March 12, 1997
Regular readers of NBL will know that I often challenge companies to think about ecological repositioning–to deeply ask the question “what business are we really in?” in light of the inescapable constraints of physical reality.
In recent weeks I’ve been writing about what I call “Strategic Sustainability” — a dramatic management approach that shifts environment from operational function to core strategic driver of everything from business strategy to product design.
But what of transport? Aye, there’s a challenge. Many analysts have called the automobile one of the most destructive ecological forces of the modern age: energy use and pollution; land lost to paved areas, with impact on runoff and urban flooding as well as primary productivity; the self-accelerating process of enabling and demanding sprawl. Along with our dependence on motor transport comes strategic vulnerability — to fuel cost and availability, regulation, competition, sheer congestion and public health impacts.
There is no shortage of proposed alternatives, from hybrid cars to mass transit, each with its proponents and detractors, experts and data, lobbyists and endless debate. But what to do if you have actual bottom line responsibility for a company whose economic viability depends on moving more stuff more miles around the surface of the planet in more motor vehicles? Or seems to? What do you do today to ensure profitability, and to position your company to ride out the coming waves of change?
Consider, for example, ASG– a $1.6 billion Scandinavian trucking/shipping/transport company. In ASG’s traditional business model, like that of most transport-related companies, more was better–move more cargo over greater distances and make more money. Its key performance metrics, for example, were tonnes of payload shipped and kilometers traveled by its fleet of trucks, ships and aircraft.
As ASG management increasingly understood future ecological, geopolitical and business constraints, it recognized that this focus left the company dependent on increasing fossil fuel consumption, vulnerable to price and supply changes, urban congestion, and the rest. And because metrics often shape performance by shaping management attention ASG found itself with an intrinsic disincentive to the kind of adaptability it knew it needed.
And it responded most creatively. In a sea change repositioning ASG decided that its core competence is not so much moving stuff around efficiently as it is ensuring that people have access to the stuff they need when they need it–which could mean both less transportation, and a way to profit from it. The company has even changed its name from ASG Transport to ASG Transport and Logistics to reflect this shift, and articulates its mission as follows: “We develop, market and produce efficient transport and logistics services that create competitive advantages for our customers.” ASG now tracks new performance metrics like revenue per litre of fuel burned or per vehicle-km traveled–shifting its metric from gross quantity to value-ratio–and plans a future name change to ASG Logistics.

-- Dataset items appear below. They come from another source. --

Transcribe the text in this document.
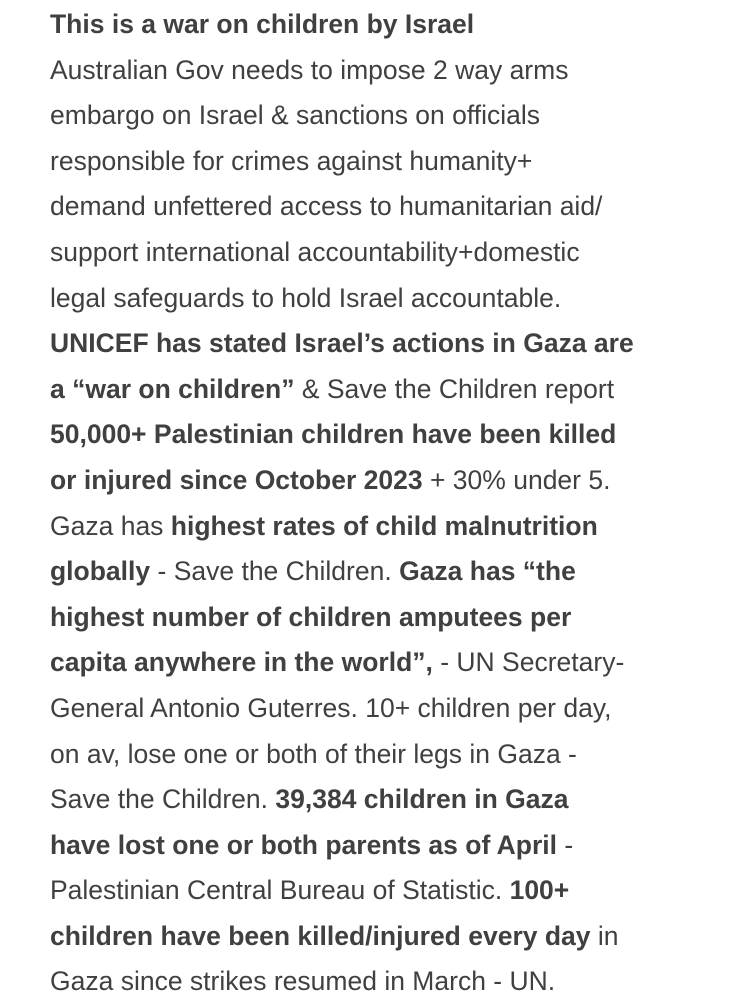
This is a war on children by Israel
Australian Gov needs to impose 2 way arms
embargo on Israel & sanctions on officials
responsible for crimes against humanity+
demand unfettered access to humanitarian aid/
support international accountability+domestic
legal safeguards to hold Israel accountable.
UNICEF has stated Israel’s actions in Gaza are
a “war on children” & Save the Children report
50,000+ Palestinian children have been killed
or injured since October 2023 + 30% under 5.
Gaza has highest rates of child malnutrition
globally - Save the Children. Gaza has “the
highest number of children amputees per
capita anywhere in the world”, - UN Secretary-
General Antonio Guterres. 10+ children per day,
on av, lose one or both of their legs in Gaza -
Save the Children. 39,384 children in Gaza
have lost one or both parents as of April -
Palestinian Central Bureau of Statistic. 100+
children have been killed/injured every day in
Gaza since strikes resumed in March - UN.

ASG is leveraging sustainability to increasingly become a “knowledge company”. They are rapidly expanding their logistics business, providing tailored services and consultation to customers on everything from reverse logistics to product and packaging design for transport. ASG is helping their manufacturing customers reduce environmental impact, improve product manufacturing and distribution times, reduce costs, and improve quality. For example, ASG software helps customers analyze life cycle environmental impact of various transportation logistics scenarios – and benchmark their performance on energy, quality, cost, and environmental impact with respect to transportation and logistics.
ASG’s new logistics services are also helping their customers rethink their own businesses. For example, ASG helped one automaker reduce its European warehouses from three to one and their logistics costs by 30% through use of assembly-in-transit. It is even exploring a collaborative role in city planning, with a goal in one project of decreasing the number of deliveries by 40% without decreasing the goods volume begin delivered.
In addition, ASG passes on customer environmental demands to vehicle manufacturers. Several of these companies’ competitive strategy is to exceed legislative requirements, and then influence governments to strengthen regulations and to force competitors to comply.
The experiment seems to be paying off. ASG has won exclusive contracts with several major clients based largely on environmental performance. And by focusing on core competency, emphasizing value over quantity, and supporting their customers’ life cycle efficiency, ASG has created new business, that although currently a small proportion of their overall business, is the fastest growing (30% /year) in the company.
So next time you hear someone say “we can’t afford to think about sustainability,” remember ASG, and the emerging trend toward making a commitment to sustainability a strategic business asset.
[Thanks to Russell Barton and EKOS International for their contributions to this NBL.]